The variation, which was very favourable to MBI, also provided that Crocodile would reimburse all shareholders for contributions to the purchase of land. This purported variation to the agreement is invalid (details in paragraph 7.9.3).
(a) WHEN rejecting requests for further funding for Maluk Bay, the NPF Board was remiss in not providing even a care and maintenance budget to protect its investment;
(b) MR Maladina’s unilateral decision to appoint his friend, Peter Petroulas, to review the Maluk Bay project was improper, beyond his authority and amounted to nepotism;
(c) MR Jewiss falsely informed Mr MacKenzie of MBI that Crocodile intended to fund the entire project knowing that this was contrary to the agreement and that the Crocodile Board had not resolved to do so;
(d) MR Wilson improperly purported to sign an amendment to the joint venture agreement, favouring MBI, at the expense of Crocodile. As Mr Wilson had an interest in MBI, was not authorised by Crocodile to amend the agreement and had such a clear conflict of interest, his action was improper as well as being legally ineffective.

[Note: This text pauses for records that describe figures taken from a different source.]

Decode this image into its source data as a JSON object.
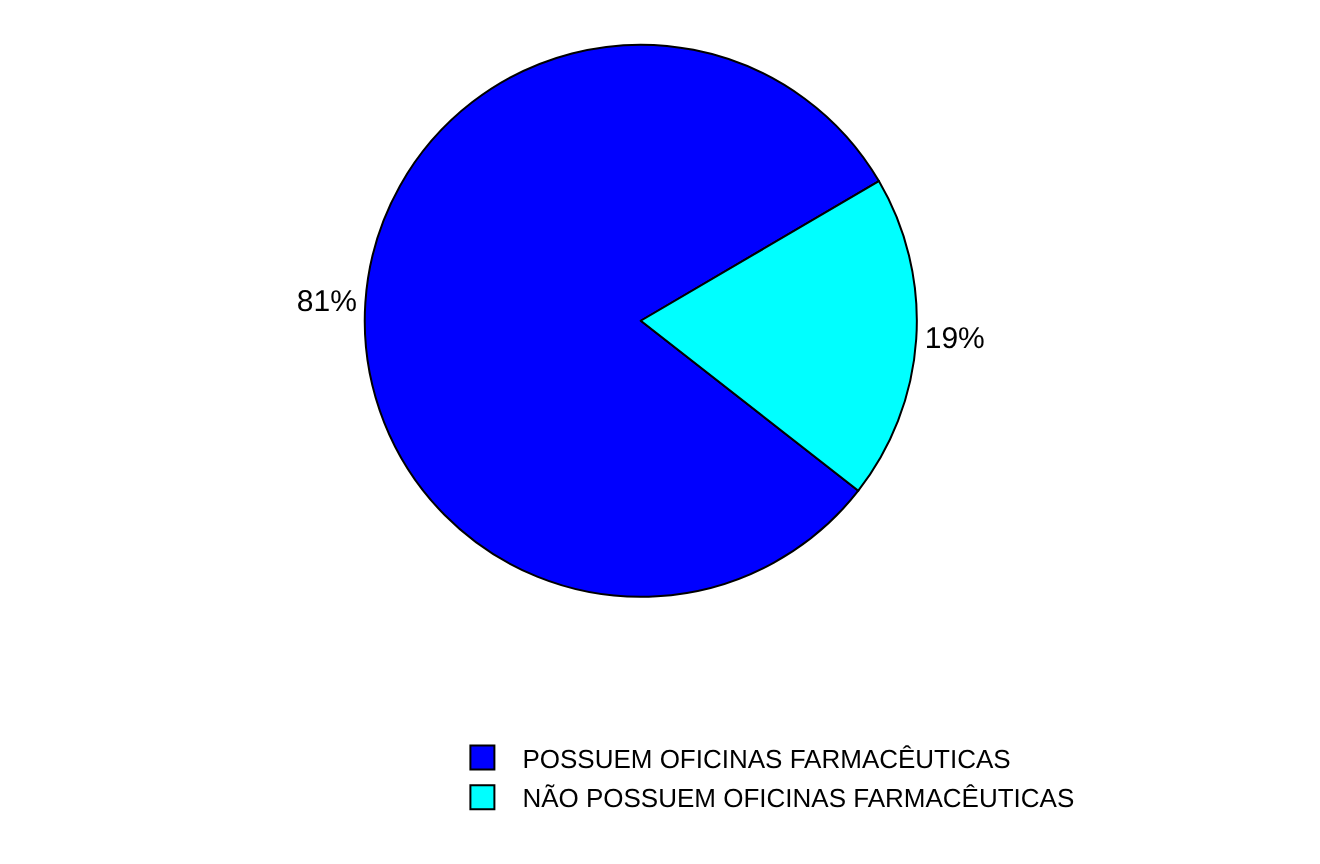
{
  "chart_data": {
    "type": "pie",
    "categories": [
      "POSSUEM OFICINAS FARMACÊUTICAS",
      "NÃO POSSUEM OFICINAS FARMACÊUTICAS"
    ],
    "values": [
      81,
      19
    ],
    "colors": [
      "#0000ff",
      "#00ffff"
    ],
    "value_labels": [
      "81%",
      "19%"
    ],
    "legend": "bottom"
  }
}
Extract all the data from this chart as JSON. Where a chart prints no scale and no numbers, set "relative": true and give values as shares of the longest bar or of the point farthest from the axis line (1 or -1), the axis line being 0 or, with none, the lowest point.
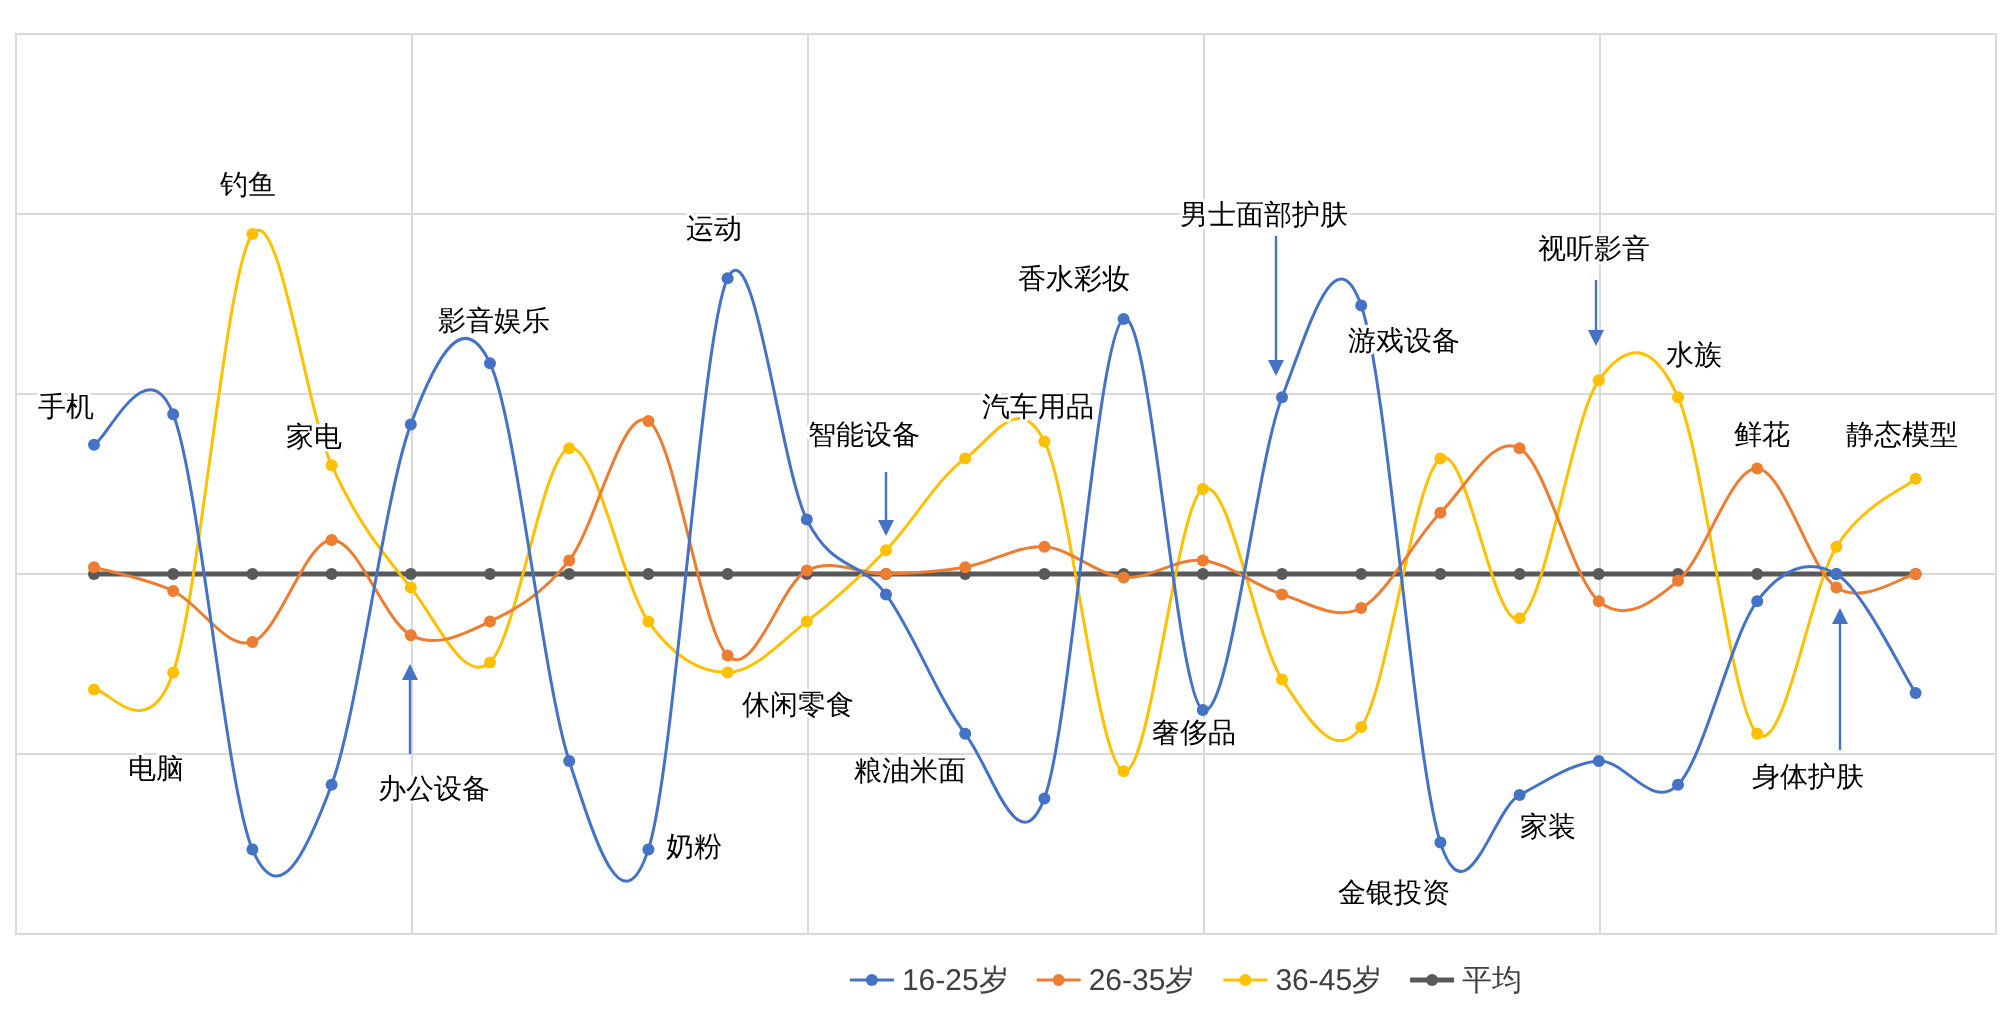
{
  "chart_data": {
    "type": "line",
    "relative": true,
    "marker": "circle",
    "grid": true,
    "legend": "bottom",
    "categories": [
      null,
      null,
      null,
      null,
      null,
      null,
      null,
      null,
      null,
      null,
      null,
      null,
      null,
      null,
      null,
      null,
      null,
      null,
      null,
      null,
      null,
      null,
      null,
      null
    ],
    "series": [
      {
        "name": "16-25岁",
        "color": "#4472c4",
        "values": [
          0.38,
          0.47,
          -0.81,
          -0.62,
          0.44,
          0.62,
          -0.55,
          -0.81,
          0.87,
          0.16,
          -0.06,
          -0.47,
          -0.66,
          0.75,
          -0.4,
          0.52,
          0.79,
          -0.79,
          -0.65,
          -0.55,
          -0.62,
          -0.08,
          0,
          -0.35
        ]
      },
      {
        "name": "26-35岁",
        "color": "#ed7d31",
        "values": [
          0.02,
          -0.05,
          -0.2,
          0.1,
          -0.18,
          -0.14,
          0.04,
          0.45,
          -0.24,
          0.01,
          0,
          0.02,
          0.08,
          -0.01,
          0.04,
          -0.06,
          -0.1,
          0.18,
          0.37,
          -0.08,
          -0.02,
          0.31,
          -0.04,
          0
        ]
      },
      {
        "name": "36-45岁",
        "color": "#ffc000",
        "values": [
          -0.34,
          -0.29,
          1,
          0.32,
          -0.04,
          -0.26,
          0.37,
          -0.14,
          -0.29,
          -0.14,
          0.07,
          0.34,
          0.39,
          -0.58,
          0.25,
          -0.31,
          -0.45,
          0.34,
          -0.13,
          0.57,
          0.52,
          -0.47,
          0.08,
          0.28
        ]
      },
      {
        "name": "平均",
        "color": "#595959",
        "values": [
          0,
          0,
          0,
          0,
          0,
          0,
          0,
          0,
          0,
          0,
          0,
          0,
          0,
          0,
          0,
          0,
          0,
          0,
          0,
          0,
          0,
          0,
          0,
          0
        ]
      }
    ],
    "annotations": [
      "手机",
      "电脑",
      "钓鱼",
      "家电",
      "办公设备",
      "影音娱乐",
      "奶粉",
      "运动",
      "休闲零食",
      "智能设备",
      "粮油米面",
      "汽车用品",
      "香水彩妆",
      "奢侈品",
      "男士面部护肤",
      "游戏设备",
      "金银投资",
      "家装",
      "视听影音",
      "水族",
      "鲜花",
      "身体护肤",
      "静态模型"
    ]
  }
}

After ceasing as managing director in April 1999, Mr Jewiss was directed to try and finalise the land title issue at Maluk Bay. No one seemed to have “on the ground” overall responsibility for the Indonesian operations and, with no funding, things came to a standstill.

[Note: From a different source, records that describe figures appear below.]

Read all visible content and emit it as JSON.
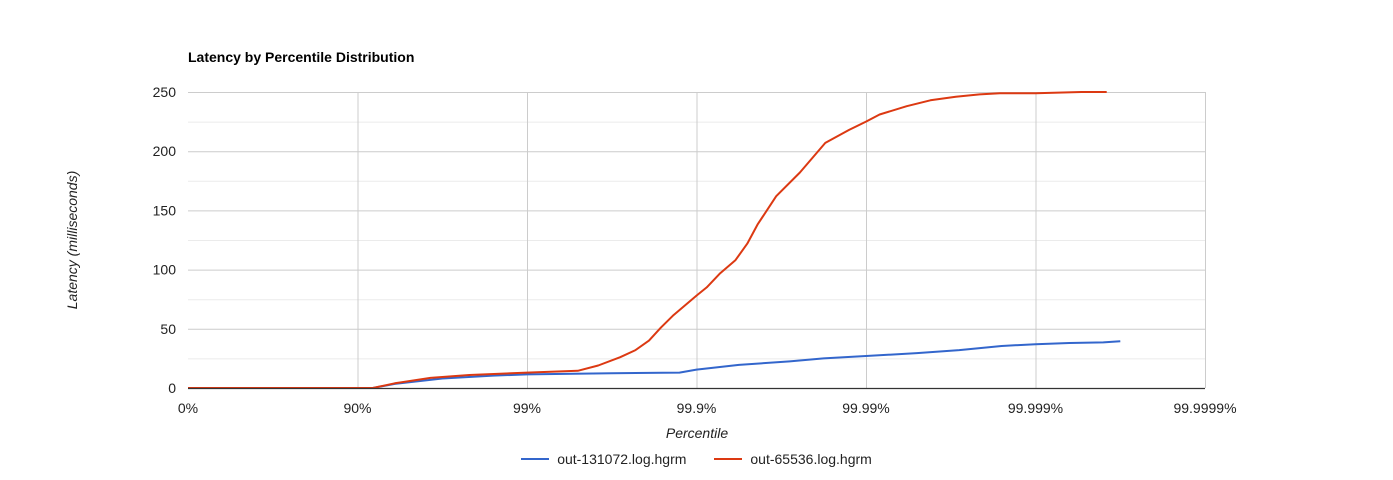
{
  "chart_data": {
    "type": "line",
    "title": "Latency by Percentile Distribution",
    "xlabel": "Percentile",
    "ylabel": "Latency (milliseconds)",
    "ylim": [
      0,
      250
    ],
    "y_ticks": [
      0,
      50,
      100,
      150,
      200,
      250
    ],
    "x_scale": "log-inverse percentile (decades of nines)",
    "x_ticks": [
      {
        "pos": 0,
        "label": "0%"
      },
      {
        "pos": 1,
        "label": "90%"
      },
      {
        "pos": 2,
        "label": "99%"
      },
      {
        "pos": 3,
        "label": "99.9%"
      },
      {
        "pos": 4,
        "label": "99.99%"
      },
      {
        "pos": 5,
        "label": "99.999%"
      },
      {
        "pos": 6,
        "label": "99.9999%"
      }
    ],
    "grid": true,
    "legend_position": "bottom",
    "series": [
      {
        "name": "out-131072.log.hgrm",
        "color": "#3366cc",
        "points": [
          [
            0,
            0
          ],
          [
            1.09,
            0
          ],
          [
            1.22,
            3.5
          ],
          [
            1.5,
            8
          ],
          [
            1.8,
            10.5
          ],
          [
            2.0,
            11.5
          ],
          [
            2.5,
            12.5
          ],
          [
            2.8,
            12.8
          ],
          [
            2.9,
            13
          ],
          [
            3.0,
            15.5
          ],
          [
            3.25,
            19.5
          ],
          [
            3.55,
            22.5
          ],
          [
            3.75,
            25
          ],
          [
            4.0,
            27
          ],
          [
            4.3,
            29.5
          ],
          [
            4.55,
            32
          ],
          [
            4.8,
            35.5
          ],
          [
            5.0,
            37
          ],
          [
            5.2,
            38
          ],
          [
            5.4,
            38.5
          ],
          [
            5.5,
            39.5
          ]
        ]
      },
      {
        "name": "out-65536.log.hgrm",
        "color": "#dc3912",
        "points": [
          [
            0,
            0
          ],
          [
            1.09,
            0
          ],
          [
            1.22,
            4
          ],
          [
            1.43,
            8.5
          ],
          [
            1.66,
            11
          ],
          [
            2.0,
            13
          ],
          [
            2.3,
            14.5
          ],
          [
            2.42,
            19
          ],
          [
            2.55,
            26
          ],
          [
            2.64,
            32
          ],
          [
            2.72,
            40
          ],
          [
            2.79,
            51
          ],
          [
            2.86,
            61
          ],
          [
            3.0,
            78
          ],
          [
            3.06,
            85
          ],
          [
            3.14,
            97
          ],
          [
            3.23,
            108
          ],
          [
            3.3,
            122
          ],
          [
            3.36,
            138
          ],
          [
            3.47,
            162
          ],
          [
            3.61,
            182
          ],
          [
            3.76,
            207
          ],
          [
            3.9,
            218
          ],
          [
            4.0,
            225
          ],
          [
            4.08,
            231
          ],
          [
            4.24,
            238
          ],
          [
            4.38,
            243
          ],
          [
            4.53,
            246
          ],
          [
            4.67,
            248
          ],
          [
            4.79,
            249
          ],
          [
            5.0,
            249
          ],
          [
            5.27,
            250
          ],
          [
            5.42,
            250
          ]
        ]
      }
    ]
  },
  "legend": {
    "items": [
      {
        "label": "out-131072.log.hgrm",
        "color": "#3366cc"
      },
      {
        "label": "out-65536.log.hgrm",
        "color": "#dc3912"
      }
    ]
  }
}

The private management agreement between Crocodile and Gary Jewiss Ltd was eventually terminated in August 1999.
Financial Controls And Funding Of Crocodile’s Activities In Indonesia
Because of poor and incomplete records, some of which have not yet been returned to PNG, the commission has not been able to fully account for all funds expended on the Maluk Bay project.
The management and directors of Crocodile were in breach of their duties under the Companies Act 1997 in this regard. As NPF was the sole shareholder of Crocodile, the management and Trustees of NPF must also be held responsible for not ensuring that the Crocodile Board (comprised entirely of NPF Trustees and officers) exercised proper control over the Crocodile management and maintained ultimate financial control.
Commission staff have pieced together the financial history of Maluk Bay and the results of this task are detailed in paragraph 8 of the report. It sets out details of amounts transferred through the Wilson HTM account ($US991,773), through D&J Consultants ($US145,000), through Patrick Goodfellow ($US41,000), the Bank Negara Account of PT Cipta Boga Baya (the “umbrella” company utilised by Crocodile) ($US783,573), Garry Jewiss-rent ($US22,200), direct funding from NPF ($US81,357), funding from Crocodile in PNG (K1,851,958) and funding from the Cikobas catering contract ($US80,550).
Funds Expended On The Maluk Bay Project
The various records show an investment of approximately K4.3 million in the Maluk Bay project, which has been written down to nil in the Crocodile books. See table below. (Transcript p. 6277)
A funding statement to PT Cipta Boga Baya was obtained. Commission staff have traced the known transfer of funds from the various sources mentioned above. Our Staff also obtained credit notes to confirm that these funds were received by the specified banks. The commission finds that there was no “leakage” of funds prior to their receipt into Crocodile’s bank accounts in Indonesia.